At Denison's Pandora mine, pastel-colored electronics from the 1960s sit on dusty shelves. Such equipment, while old, remains valuable. Because of a shortage, Denison is building its own, less sophisticated, gamma probes.

Experienced people are also in short supply. "When an industry goes stale and stagnant for a period of time, people disappear," says Peter Farmer, CEO of Denison. "We've got two or three of these old pros, and we're training a bunch of the young people. But that takes time."

One of the old pros is Pandora's superintendent, Jim Fisher, who has been mining since 1966. "It's an exciting time for the entire area," he says. "A lot of people are being put back to work, and it's taking them out of lower paying jobs."

Some of the older locals who once worked the mines have mixed memories, however. J.R. Richardson of Moab mined uranium from 1956 to 1966, when his health began to decline. He recalls being regularly exposed to 80 parts per million of radon gas while underground, far above the legal limit of 1 ppm.

"The boss always knew a week in advance when the inspectors would come and would clean everything out," says Mr. Richardson, who adds that the industry has cleaned up a lot since then.

Mr. Fisher at Pandora notes the many safety features of modern mining operations, including ventilation fans, long drills that intermittently spray water to control dust, and careful record keeping of each miner's radiation exposure over time in accordance with federal rules. Inspectors from the Mining Safety and Health Administration come by once a quarter, unannounced, to check the records and conduct interviews.

Environmental concerns

The laws have also improved to safeguard the environment.
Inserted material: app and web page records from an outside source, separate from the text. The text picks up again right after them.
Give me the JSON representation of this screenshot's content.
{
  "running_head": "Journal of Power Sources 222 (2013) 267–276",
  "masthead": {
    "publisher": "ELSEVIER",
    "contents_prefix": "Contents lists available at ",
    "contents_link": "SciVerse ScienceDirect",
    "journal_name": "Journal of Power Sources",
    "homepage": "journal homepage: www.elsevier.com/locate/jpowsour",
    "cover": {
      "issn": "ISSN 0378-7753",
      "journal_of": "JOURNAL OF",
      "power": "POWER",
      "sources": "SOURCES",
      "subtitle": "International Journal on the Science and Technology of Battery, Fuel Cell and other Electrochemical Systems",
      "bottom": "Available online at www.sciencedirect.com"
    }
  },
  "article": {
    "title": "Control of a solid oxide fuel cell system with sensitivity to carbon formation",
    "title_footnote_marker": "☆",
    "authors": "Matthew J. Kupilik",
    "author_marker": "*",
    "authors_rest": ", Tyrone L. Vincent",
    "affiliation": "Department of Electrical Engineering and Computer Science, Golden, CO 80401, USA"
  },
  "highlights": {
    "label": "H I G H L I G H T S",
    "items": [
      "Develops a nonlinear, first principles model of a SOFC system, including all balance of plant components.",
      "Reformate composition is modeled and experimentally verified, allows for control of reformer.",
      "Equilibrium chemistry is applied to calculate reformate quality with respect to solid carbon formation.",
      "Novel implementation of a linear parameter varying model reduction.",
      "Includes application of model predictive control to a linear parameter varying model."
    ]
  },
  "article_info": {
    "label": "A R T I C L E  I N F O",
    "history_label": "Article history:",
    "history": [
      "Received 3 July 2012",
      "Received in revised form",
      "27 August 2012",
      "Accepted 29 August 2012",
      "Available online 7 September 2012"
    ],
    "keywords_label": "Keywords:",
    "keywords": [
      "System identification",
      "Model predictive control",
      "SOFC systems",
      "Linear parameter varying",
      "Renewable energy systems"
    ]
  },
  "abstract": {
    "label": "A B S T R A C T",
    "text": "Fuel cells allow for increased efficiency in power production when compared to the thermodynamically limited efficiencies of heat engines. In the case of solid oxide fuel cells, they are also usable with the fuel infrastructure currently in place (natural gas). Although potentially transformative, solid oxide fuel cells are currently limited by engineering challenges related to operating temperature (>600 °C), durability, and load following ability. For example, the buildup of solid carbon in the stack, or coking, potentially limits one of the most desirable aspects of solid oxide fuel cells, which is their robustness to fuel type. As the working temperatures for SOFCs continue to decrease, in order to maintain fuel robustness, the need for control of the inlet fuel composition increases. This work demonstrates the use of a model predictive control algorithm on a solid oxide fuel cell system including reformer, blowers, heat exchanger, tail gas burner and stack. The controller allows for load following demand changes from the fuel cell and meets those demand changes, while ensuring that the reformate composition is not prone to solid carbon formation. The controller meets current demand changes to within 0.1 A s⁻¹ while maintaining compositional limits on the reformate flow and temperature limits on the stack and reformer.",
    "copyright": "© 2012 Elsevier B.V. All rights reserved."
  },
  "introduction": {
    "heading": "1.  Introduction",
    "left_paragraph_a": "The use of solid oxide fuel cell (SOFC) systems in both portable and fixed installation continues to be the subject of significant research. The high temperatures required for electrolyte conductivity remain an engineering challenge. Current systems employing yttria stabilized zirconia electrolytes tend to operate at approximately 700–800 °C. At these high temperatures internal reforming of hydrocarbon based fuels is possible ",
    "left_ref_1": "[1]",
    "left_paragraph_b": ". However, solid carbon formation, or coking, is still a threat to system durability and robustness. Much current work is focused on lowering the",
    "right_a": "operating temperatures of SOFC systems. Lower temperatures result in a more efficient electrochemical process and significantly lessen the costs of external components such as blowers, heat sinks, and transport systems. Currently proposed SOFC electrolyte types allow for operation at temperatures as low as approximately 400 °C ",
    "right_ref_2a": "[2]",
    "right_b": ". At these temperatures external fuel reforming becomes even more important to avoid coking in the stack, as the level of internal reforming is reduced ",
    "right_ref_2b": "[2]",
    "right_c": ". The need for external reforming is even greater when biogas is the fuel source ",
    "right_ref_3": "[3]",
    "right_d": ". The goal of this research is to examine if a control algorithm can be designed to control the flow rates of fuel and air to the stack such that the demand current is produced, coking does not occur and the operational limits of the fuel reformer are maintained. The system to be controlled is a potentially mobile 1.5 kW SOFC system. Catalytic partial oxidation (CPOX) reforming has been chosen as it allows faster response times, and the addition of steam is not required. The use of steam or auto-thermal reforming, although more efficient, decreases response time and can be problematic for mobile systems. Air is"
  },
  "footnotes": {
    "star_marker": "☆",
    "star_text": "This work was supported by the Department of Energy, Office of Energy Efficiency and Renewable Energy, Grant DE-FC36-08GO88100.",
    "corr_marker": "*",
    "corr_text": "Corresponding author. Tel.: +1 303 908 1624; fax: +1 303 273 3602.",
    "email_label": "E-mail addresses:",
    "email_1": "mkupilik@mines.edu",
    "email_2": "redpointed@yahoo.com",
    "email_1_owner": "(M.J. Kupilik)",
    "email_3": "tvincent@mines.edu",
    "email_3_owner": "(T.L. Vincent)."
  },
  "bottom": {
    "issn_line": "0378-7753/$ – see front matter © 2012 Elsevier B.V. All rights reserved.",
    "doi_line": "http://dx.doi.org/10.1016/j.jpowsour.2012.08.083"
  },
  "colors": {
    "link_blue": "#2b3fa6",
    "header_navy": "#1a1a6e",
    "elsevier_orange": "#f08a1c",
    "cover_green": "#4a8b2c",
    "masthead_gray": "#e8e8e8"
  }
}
Mine operators must post a bond to pay for cleanups – though bonds used in the past haven't always covered costs.

That's what happened with the former uranium mill in Moab. The company went belly up, but the bond was not nearly enough to deal with the mountain of riverside tailings. The pile, which sits in a floodplain and wasn't properly contained before the Department of Energy intervened, leaked and contaminated the river with uranium and ammonia. Meanwhile, plans to move the pile to a more stable location may drag out to as late as 2028 depending on funding.

While much cleanup work has been completed, dozens of old mines and mills have yet to been fully reclaimed, or adequately cleaned up, and several have been designated federal Superfund cleanup sites, according the World Information Service on Energy website.
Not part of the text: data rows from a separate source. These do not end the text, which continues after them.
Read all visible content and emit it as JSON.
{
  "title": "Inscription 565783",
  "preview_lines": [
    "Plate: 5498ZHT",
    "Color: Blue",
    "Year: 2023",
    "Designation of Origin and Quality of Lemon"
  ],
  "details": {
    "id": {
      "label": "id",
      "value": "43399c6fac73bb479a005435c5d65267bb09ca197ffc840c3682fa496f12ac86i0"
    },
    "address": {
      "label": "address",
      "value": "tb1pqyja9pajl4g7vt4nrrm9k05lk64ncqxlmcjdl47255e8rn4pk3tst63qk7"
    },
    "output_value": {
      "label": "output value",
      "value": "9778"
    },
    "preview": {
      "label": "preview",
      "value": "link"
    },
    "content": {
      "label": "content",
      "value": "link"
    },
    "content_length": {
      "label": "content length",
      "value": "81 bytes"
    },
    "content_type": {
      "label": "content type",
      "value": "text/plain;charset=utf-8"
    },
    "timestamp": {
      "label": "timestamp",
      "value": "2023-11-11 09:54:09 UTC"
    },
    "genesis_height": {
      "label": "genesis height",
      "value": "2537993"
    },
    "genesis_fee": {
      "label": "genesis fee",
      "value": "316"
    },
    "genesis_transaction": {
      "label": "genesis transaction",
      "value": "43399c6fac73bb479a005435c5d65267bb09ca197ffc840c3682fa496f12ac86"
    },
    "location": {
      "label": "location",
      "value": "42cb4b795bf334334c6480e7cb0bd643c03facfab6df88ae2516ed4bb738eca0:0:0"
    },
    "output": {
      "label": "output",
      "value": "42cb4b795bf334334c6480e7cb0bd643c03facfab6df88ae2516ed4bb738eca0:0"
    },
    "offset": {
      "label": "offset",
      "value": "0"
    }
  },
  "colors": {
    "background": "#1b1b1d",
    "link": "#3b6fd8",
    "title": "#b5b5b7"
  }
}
The Navajo nation outlawed uranium production on its lands in 2005. The tribe says it suffered a higher rate of disease than in the general population after living in homes built with waste rock and tailings salvaged from unreclaimed mines and mills.

Environmentalists also worry about the impact of prospectors crisscrossing fragile lands. "There's some fantastic, beautiful landscapes down here and they have better uses than new roads for speculative mining," says Liz Thomas, field attorney with the Southern Utah Wilderness Alliance in Moab.